Dorothy Turnbull Berk

The message reprinted below displays the beginning of the Turnbull Clan in America and the unwavering effort that Dorothy Turnbull Berk applied to enable us to learn of our origins and to stand proud of the name TURNBULL wherever people are gathered and proclaim "I saved the king!"

A Message from Convener Emeritus

Dorothy Turnbull Berk

My first trip to Scotland in 1977 changed the next 21 years of my life. It was the first year of the now defunct "INTERNATIONAL GATHERING OF THE CLANS". Scotland's contribution to the Queens Silver Jubilee Celebration.

Through a series of rather remarkable coincidences, I was put in touch with John Turnbull of Hawick, our late founder. The late Sir Arthur Elliott had encouraged John to rally the Turnbulls and to join with the other Border Clans in the festivities being held in the Borders. Before the day and evening was over I had been thoroughly indoctrinated in all that was to take place and found myself appointed Convener of the U.S. Trundles. I was stone sober. The day had turned into a party and the Turnbull Whiskey flowed and flowed. Unfortunately, due to prior family arrangements I had to be in South of England that following weekend when the first big Turnbull Gathering was to take place.

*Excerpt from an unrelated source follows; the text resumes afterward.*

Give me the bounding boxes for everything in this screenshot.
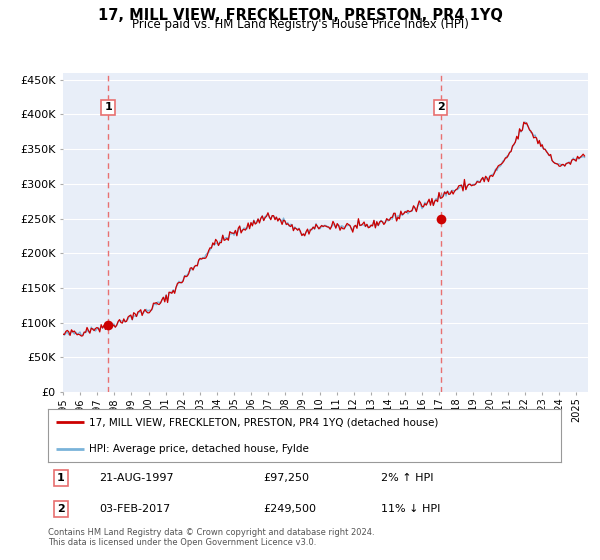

A couple of years later, at the next Turnbull Gathering in Hawick, Scotland, I met Jim and Shirley Turnbull of Australia. We learned that we shared similar incidences in starting up Clan Branches. At this point in time all memberships were in the parent organization in Scotland. We were just doing the missionary work. The U.S. members were calling for a Branch of their own and with John's permission we started out with a dual membership situation. Part of the dues went to Scotland. This continued until shortly before John's death. Myra, John's widow, carried on with the parent organization for a few more years until personal obligations made it too much of a burden. We were now on our own with no umbilical cord.

As a Border Clan we had a lot of prejudicial obstacles to surmount. We found ourselves not welcome at some Scottish venues: they were for Highlanders only! The law of the land and the economics of running some of these venues kicked down the barriers. In some cases we were reminded that didn't mean they had to like us. Some of the organizations when they came hat in hand to call at our tents or via telephone were reminded of the previous cold shoulder we had received. It was like shooting the messenger but I had to have the satisfaction of reminding them that now a "Borderer's" money was just as green as a Highlanders.

We struggled along, taking our lumps and bumps. We started with nothing, but to borrow a phrase: " You've come a long way, baby!"

Before his death, John had put some wonderful projects in motion. Working with Scott Bros. Woolen mill in Hawick he developed our Tartans, the Dress and the Hunting. The Ancient Hunting Tartan was developed a few years later.

It is nice to know that a number of very interested members are endeavoring to keep the Clan going. May the Turnbull Clan and all of you grow gracefully old together.